Data flow: 112×112 face → resize to 448×448 → ImageNet normalization → ViT (1024 patch tokens) → pixel unshuffle (256 tokens) → MLP projector → LLM → pool hidden states → L2-normalized embedding.

LoRA details: Rank-8 adapters on ViT FFN layers (fc1, fc2) and LLM FFN layers (w1/gate, w2/up, w3/down). Adapters use float32; the 2.2B frozen base stays in fp16. With \(\alpha\)=8 and r=8, scaling is 1.0 — adapter output adds directly to the frozen base. Total trainable: 1.97M for ViT-only (0.64%), 7.86M for ViT+LLM (0.36%).

Gradient checkpointing note: Enabled with use_reentrant=False. The upstream InternVL2 code uses use_reentrant=True, which silently drops gradients for LoRA adapters because frozen base weights have requires_grad=False.

Training

Scenario 1 (ViT only): SGD (lr=\(10^{-3}\), momentum=0.9, WD=\(5 \times 10^{-4}\)) with cosine annealing and 5-epoch warmup, batch size 200, 15 epochs.

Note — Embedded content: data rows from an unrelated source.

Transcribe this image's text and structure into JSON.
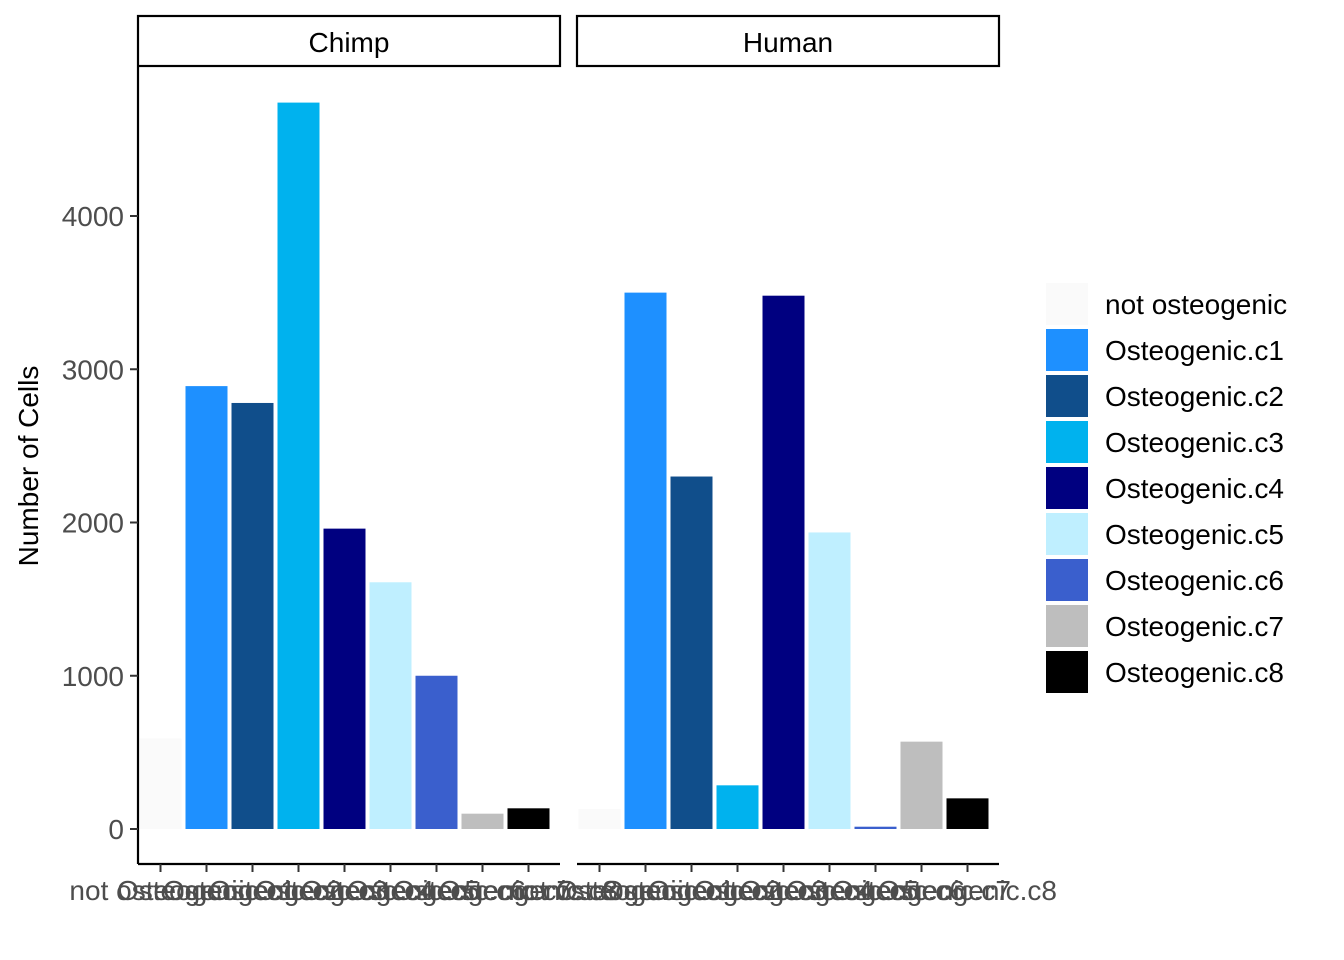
{
  "chart_data": {
    "type": "bar",
    "facet_strip": "top",
    "grid": false,
    "legend_position": "right",
    "ylabel": "Number of Cells",
    "xlabel": "",
    "ylim": [
      0,
      4900
    ],
    "yticks": [
      0,
      1000,
      2000,
      3000,
      4000
    ],
    "ytick_labels": [
      "0",
      "1000",
      "2000",
      "3000",
      "4000"
    ],
    "categories": [
      "not osteogenic",
      "Osteogenic.c1",
      "Osteogenic.c2",
      "Osteogenic.c3",
      "Osteogenic.c4",
      "Osteogenic.c5",
      "Osteogenic.c6",
      "Osteogenic.c7",
      "Osteogenic.c8"
    ],
    "colors": [
      "#FAFAFA",
      "#1E90FF",
      "#104E8B",
      "#00B2EE",
      "#000080",
      "#BFEFFF",
      "#3A5FCD",
      "#BEBEBE",
      "#000000"
    ],
    "facets": [
      {
        "name": "Chimp",
        "values": [
          590,
          2890,
          2780,
          4740,
          1960,
          1610,
          1000,
          100,
          135
        ]
      },
      {
        "name": "Human",
        "values": [
          130,
          3500,
          2300,
          285,
          3480,
          1935,
          15,
          570,
          200
        ]
      }
    ],
    "legend": {
      "entries": [
        "not osteogenic",
        "Osteogenic.c1",
        "Osteogenic.c2",
        "Osteogenic.c3",
        "Osteogenic.c4",
        "Osteogenic.c5",
        "Osteogenic.c6",
        "Osteogenic.c7",
        "Osteogenic.c8"
      ]
    }
  }
}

Scenarios 2 & 3 (full MLLM): AdamW (lr=\(2 \times 10^{-4}\), WD=0.01) with cosine annealing and 2-epoch warmup, gradient accumulation over 8–16 steps for effective batch sizes of 256, 10 epochs. bf16 mixed precision throughout, except LoRA adapters in float32.

Identity-aware pair sampling follows CLIP’s strategy: each batch contains P identity pairs (2 images per identity), InfoNCE treats the 2P−2 non-partner images as negatives. A round-robin sampler cycles through identities to maximize data coverage despite the pair constraint. For Scenario 3, a separate PairDataset generates 50/50 positive/negative pairs, resampled each epoch.

Open questions

Unfreeze the projector? The MLP projector is frozen in all experiments. Finetuning it might let it learn to preserve identity-discriminative features during the visual-to-language mapping.

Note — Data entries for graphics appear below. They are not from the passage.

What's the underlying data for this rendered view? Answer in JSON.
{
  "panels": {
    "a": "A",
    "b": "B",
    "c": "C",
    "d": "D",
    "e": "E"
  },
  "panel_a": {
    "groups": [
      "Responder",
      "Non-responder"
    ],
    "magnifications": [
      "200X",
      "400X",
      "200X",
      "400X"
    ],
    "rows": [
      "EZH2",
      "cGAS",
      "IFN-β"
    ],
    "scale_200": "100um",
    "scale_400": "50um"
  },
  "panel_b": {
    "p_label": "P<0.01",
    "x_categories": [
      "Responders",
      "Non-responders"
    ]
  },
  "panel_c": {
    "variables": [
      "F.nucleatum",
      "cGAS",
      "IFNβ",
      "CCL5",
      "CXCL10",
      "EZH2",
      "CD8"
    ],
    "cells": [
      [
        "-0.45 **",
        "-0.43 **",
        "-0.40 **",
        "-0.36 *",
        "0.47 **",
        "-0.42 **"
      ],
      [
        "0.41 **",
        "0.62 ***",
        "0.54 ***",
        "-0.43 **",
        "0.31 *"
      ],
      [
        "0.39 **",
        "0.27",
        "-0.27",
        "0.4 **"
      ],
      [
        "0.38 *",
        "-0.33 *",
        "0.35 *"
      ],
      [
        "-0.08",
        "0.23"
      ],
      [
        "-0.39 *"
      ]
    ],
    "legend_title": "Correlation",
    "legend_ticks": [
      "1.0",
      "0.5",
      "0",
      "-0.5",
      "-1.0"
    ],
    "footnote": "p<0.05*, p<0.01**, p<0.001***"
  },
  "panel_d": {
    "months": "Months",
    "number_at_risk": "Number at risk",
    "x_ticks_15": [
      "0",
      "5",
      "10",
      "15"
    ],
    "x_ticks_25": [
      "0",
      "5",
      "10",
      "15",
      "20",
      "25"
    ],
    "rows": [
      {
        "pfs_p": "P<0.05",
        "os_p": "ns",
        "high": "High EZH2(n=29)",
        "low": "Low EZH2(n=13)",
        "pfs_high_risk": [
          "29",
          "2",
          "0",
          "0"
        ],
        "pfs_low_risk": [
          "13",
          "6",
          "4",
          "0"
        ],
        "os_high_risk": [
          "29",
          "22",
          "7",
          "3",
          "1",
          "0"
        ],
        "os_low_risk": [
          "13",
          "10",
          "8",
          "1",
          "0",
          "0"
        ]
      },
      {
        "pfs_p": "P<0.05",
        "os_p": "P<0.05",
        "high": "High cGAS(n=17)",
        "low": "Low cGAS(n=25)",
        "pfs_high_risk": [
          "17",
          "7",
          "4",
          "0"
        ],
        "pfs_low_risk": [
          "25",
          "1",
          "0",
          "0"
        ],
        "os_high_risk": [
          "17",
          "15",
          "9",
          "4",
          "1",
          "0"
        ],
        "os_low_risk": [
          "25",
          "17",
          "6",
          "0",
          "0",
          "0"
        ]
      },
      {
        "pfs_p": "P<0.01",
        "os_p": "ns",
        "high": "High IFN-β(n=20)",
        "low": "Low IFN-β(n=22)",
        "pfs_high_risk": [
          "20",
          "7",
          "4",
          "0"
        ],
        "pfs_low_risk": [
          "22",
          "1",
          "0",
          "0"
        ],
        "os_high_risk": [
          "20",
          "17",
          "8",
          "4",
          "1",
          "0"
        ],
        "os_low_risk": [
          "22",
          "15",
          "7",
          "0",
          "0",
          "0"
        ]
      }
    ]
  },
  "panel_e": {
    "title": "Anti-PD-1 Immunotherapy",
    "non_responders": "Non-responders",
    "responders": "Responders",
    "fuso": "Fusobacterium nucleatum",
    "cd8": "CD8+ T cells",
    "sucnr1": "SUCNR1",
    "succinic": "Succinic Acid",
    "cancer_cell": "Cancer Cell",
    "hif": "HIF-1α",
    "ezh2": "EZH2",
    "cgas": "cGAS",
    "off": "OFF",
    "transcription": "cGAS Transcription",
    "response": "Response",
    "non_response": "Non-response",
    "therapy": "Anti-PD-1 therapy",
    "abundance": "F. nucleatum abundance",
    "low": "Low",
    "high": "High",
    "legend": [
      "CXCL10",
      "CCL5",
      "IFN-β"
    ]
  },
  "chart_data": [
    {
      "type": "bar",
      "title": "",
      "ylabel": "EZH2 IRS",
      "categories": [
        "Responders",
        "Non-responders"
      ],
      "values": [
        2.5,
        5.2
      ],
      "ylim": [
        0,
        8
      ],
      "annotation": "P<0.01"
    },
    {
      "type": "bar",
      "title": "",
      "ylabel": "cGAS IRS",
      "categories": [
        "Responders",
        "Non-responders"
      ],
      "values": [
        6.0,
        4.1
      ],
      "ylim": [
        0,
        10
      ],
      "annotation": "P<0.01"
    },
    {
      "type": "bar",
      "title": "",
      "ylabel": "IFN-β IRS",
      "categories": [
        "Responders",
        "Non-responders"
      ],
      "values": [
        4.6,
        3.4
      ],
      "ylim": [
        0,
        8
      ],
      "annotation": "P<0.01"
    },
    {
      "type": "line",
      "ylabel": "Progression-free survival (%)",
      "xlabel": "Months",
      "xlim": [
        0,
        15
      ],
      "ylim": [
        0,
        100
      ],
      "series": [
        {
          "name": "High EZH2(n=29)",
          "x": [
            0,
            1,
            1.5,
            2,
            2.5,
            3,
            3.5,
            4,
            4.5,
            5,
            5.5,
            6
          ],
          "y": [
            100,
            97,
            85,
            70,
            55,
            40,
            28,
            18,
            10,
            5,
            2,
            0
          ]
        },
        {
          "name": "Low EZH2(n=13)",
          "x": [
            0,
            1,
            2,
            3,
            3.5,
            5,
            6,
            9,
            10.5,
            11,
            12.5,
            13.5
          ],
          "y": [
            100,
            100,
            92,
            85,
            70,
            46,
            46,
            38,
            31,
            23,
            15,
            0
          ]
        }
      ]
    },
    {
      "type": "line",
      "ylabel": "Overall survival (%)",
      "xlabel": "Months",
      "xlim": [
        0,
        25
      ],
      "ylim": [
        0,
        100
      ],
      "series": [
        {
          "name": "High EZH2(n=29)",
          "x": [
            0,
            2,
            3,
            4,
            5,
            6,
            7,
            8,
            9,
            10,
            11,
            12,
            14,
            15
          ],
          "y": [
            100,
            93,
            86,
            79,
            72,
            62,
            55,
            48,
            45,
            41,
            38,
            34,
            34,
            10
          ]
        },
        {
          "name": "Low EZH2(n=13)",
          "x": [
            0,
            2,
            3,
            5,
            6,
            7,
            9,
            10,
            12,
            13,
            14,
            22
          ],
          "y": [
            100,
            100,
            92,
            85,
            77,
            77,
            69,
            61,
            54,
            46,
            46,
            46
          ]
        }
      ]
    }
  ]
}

ArcFace loss instead of InfoNCE? All MLLM experiments use InfoNCE. The previous project shows ArcFace outperforms InfoNCE by 8 points on CFP-FP for the same backbone. Applying ArcFace loss to the MLLM embeddings would test whether the supervision gap explains the remaining distance.

Larger LoRA rank or attention targets? All experiments use rank 8 on FFN layers only. Increasing rank or targeting Q, K, V projections may help.

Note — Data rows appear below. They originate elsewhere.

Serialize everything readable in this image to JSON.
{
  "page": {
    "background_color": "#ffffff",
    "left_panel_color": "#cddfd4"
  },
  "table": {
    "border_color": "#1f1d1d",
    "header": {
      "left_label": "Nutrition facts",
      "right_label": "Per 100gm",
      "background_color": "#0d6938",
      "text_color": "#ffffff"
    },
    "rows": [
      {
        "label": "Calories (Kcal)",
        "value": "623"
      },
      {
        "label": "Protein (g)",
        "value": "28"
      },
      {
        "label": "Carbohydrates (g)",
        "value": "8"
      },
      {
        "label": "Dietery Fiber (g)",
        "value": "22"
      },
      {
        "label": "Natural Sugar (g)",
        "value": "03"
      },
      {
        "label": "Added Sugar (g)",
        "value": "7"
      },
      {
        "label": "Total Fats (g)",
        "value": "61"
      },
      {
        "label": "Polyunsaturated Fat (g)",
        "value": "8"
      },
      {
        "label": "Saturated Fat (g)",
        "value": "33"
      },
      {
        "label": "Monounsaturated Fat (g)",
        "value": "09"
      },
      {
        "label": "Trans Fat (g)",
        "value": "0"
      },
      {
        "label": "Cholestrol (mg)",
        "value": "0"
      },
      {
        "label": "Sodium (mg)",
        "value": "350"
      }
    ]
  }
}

I invite you to pick up where this leaves off. If you have ideas or want to build on this, please reach out.

Experimental setting

  • Training data: MS1M-ArcFace, 85,742 identities, 80/20 train/val split per identity
  • Hardware: 2 nodes × 4 H100s / 4 nodes × 4 A100s
  • Evaluation: LFW, CFP-FF, CFP-FP — 10-fold cross-validation at FAR@0.001
  • LoRA: rank 8, \(\alpha\)=8, targets fc1/fc2 (ViT FFN) and w1/w2/w3 (LLM FFN)
  • Scenario 1: InfoNCE loss, \(\tau\)=0.07, SGD (lr=\(10^{-3}\), momentum=0.9, WD=\(5 \times 10^{-4}\)), batch size 200, 15 epochs, bf16
  • Scenario 2: InfoNCE loss, \(\tau\)=0.07, AdamW (lr=\(2 \times 10^{-4}\), WD=0.01), gradient accumulation 8 steps, 10 epochs, bf16
  • Scenario 3: Cross-entropy on Yes/No token IDs, AdamW (lr=\(2 \times 10^{-4}\), WD=0.01), gradient accumulation 16 steps, 10 epochs, bf16
  • Baseline: ResNet-50 + InfoNCE, SGD (lr=0.1, momentum=0.9, WD=\(5 \times 10^{-4}\)), 30 epochs

Code: github.com/enazari/LLM-FaceVerification